Desde que al señor presidente se le ocurrió la bonita idea de rebajarle el sueldo a los funcionarios, me siento como el enemigo público nº 1. Primero fue un compañero de clase de inglés con el que me llevo bastante bien y con el que suelo volver a casa porque cogemos el mismo metro. No sé muy bien cómo, acabamos hablando de la huelga de funcionarios. La cosa se calentó y al final me acabó diciendo que se alegraba de que nos bajaran el sueldo, que su empresa había trabajado para el sector público y que se había topado con muchos funcionarios que no daban palo al agua. Por mucho que yo le dijera que no todos los funcionarios somos así, le dio absolutamente igual. Creo que al final llegó un momento en el que todo el vagón del metro nos miraba.

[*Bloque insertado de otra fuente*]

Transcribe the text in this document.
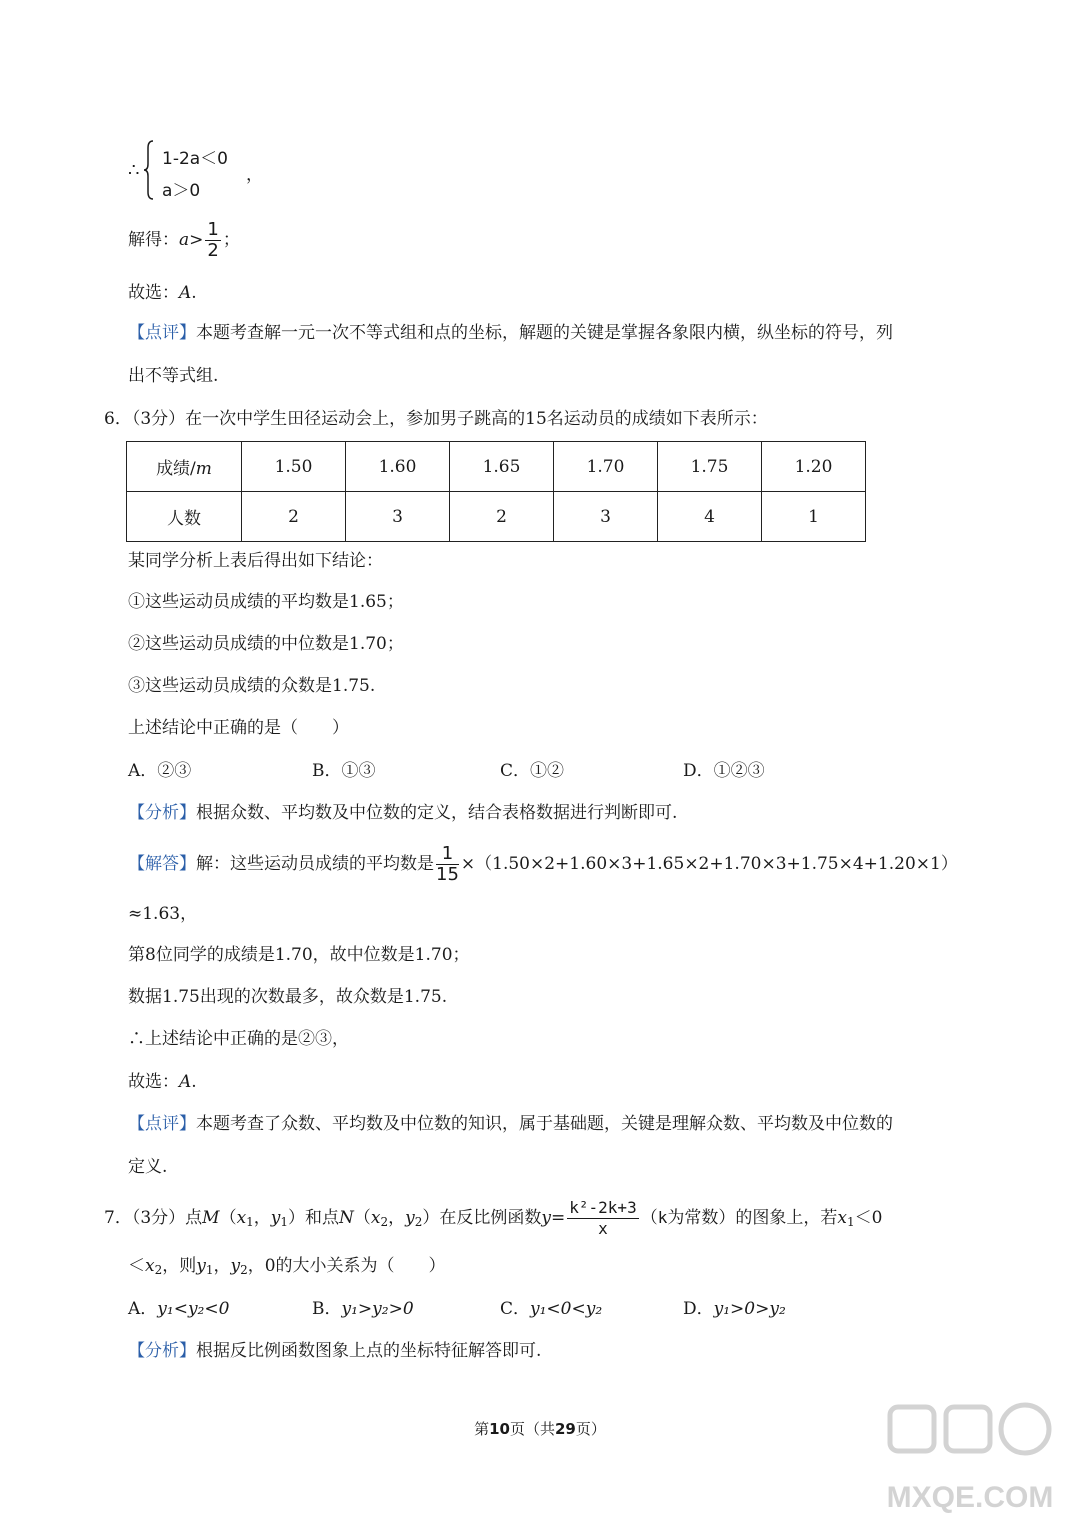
∴
1-2a＜0
a＞0
，
解得：$a> \frac{1}{2}$ ；
故选：A.
【点评】本题考查解一元一次不等式组和点的坐标，解题的关键是掌握各象限内横，纵坐标的符号，列
出不等式组.
6．（3分）在一次中学生田径运动会上，参加男子跳高的15名运动员的成绩如下表所示：
成绩/m	1.50	1.60	1.65	1.70	1.75	1.20
人数	2	3	2	3	4	1
某同学分析上表后得出如下结论：
①这些运动员成绩的平均数是1.65；
②这些运动员成绩的中位数是1.70；
③这些运动员成绩的众数是1.75.
上述结论中正确的是（　　）
A．②③	B．①③	C．①②	D．①②③
【分析】根据众数、平均数及中位数的定义，结合表格数据进行判断即可.
【解答】解：这些运动员成绩的平均数是 $\frac{1}{15} \times(1.50\times 2+1.60\times 3+1.65\times 2+1.70\times 3+1.75\times 4+1.20\times 1)$
≈1.63，
第8位同学的成绩是1.70，故中位数是1.70；
数据1.75出现的次数最多，故众数是1.75.
∴上述结论中正确的是②③，
故选：A.
【点评】本题考查了众数、平均数及中位数的知识，属于基础题，关键是理解众数、平均数及中位数的
定义.
7．（3分）点$M(x_1$，$y_1$）和点$N(x_2$，$y_2$）在反比例函数$y= \frac{\text{k²-2k+3}}{x} (k$为常数）的图象上，若$x_1<0$
$<x_2$，则$y_1$，$y_2$，0的大小关系为（　　）
A．y₁<y₂<0	B．y₁>y₂>0	C．y₁<0<y₂	D．y₁>0>y₂
【分析】根据反比例函数图象上点的坐标特征解答即可.
第10页（共29页）
MXQE.COM
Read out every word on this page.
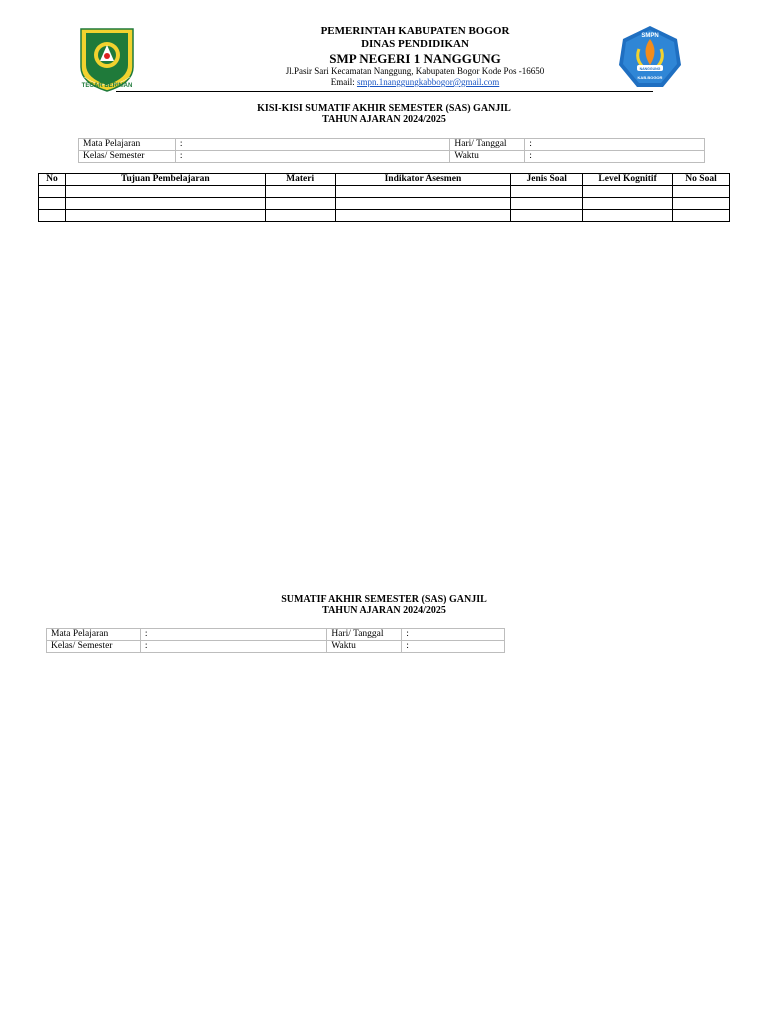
TEGAR BERIMAN
PEMERINTAH KABUPATEN BOGOR
DINAS PENDIDIKAN
SMP NEGERI 1 NANGGUNG
Jl.Pasir Sari Kecamatan Nanggung, Kabupaten Bogor Kode Pos -16650
Email: smpn.1nanggungkabbogor@gmail.com
SMPN
NANGGUNG
KAB.BOGOR
KISI-KISI SUMATIF AKHIR SEMESTER (SAS) GANJIL
TAHUN AJARAN 2024/2025
Mata Pelajaran	:	Hari/ Tanggal	:
Kelas/ Semester	:	Waktu	:
No	Tujuan Pembelajaran	Materi	Indikator Asesmen	Jenis Soal	Level Kognitif	No Soal

SUMATIF AKHIR SEMESTER (SAS) GANJIL
TAHUN AJARAN 2024/2025
Mata Pelajaran	:	Hari/ Tanggal	:
Kelas/ Semester	:	Waktu	:
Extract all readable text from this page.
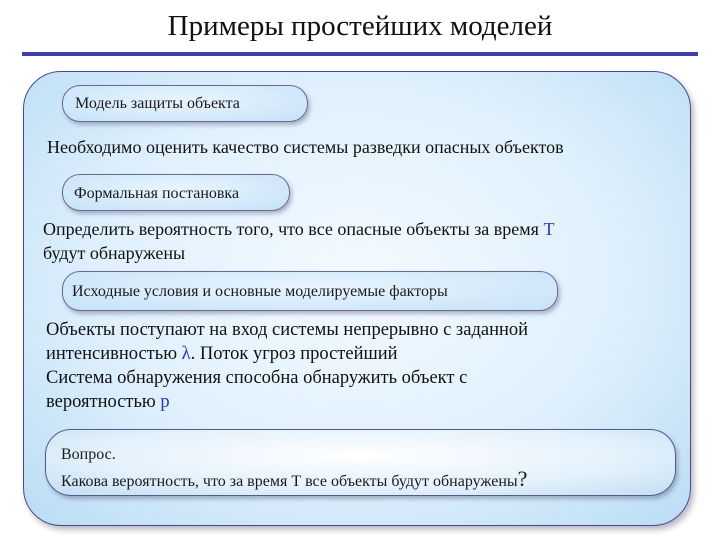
Примеры простейших моделей
Модель защиты объекта
Необходимо оценить качество системы разведки опасных объектов
Формальная постановка
Определить вероятность того, что все опасные объекты за время T
будут обнаружены
Исходные условия и основные моделируемые факторы
Объекты поступают на вход системы непрерывно с заданной
интенсивностью λ. Поток угроз простейший
Система обнаружения способна обнаружить объект с
вероятностью p
Вопрос.
Какова вероятность, что за время Т все объекты будут обнаружены?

Ayer me pasó lo mismo con la peluquera. Me dieron ganas de levantarme con el pelo lleno de champú y largarme de allí… Recurrió a argumentos tan absurdos como: «A mí no me importaría que me bajaran el sueldo si tuviera los privilegios que tenéis vosotros…». Pero señora, ¿qué me está contando? Primero, no tenemos tantísimos privilegios como la gente cree. Segundo, para conseguir esos «privilegios» me tiré un año y medio encerrada en mi casa estudiando. Pero eso a la gente le da lo mismo. La gente no valora el esfuerzo que has tenido que hacer para llegar ahí, sólo ven que tienes moscosos y un puesto fijo.
¿Acaso tengo que pedirle perdón al mundo por haber aprobado una oposición? ¿Tengo que flagelarme todas las noches por tener un puesto fijo?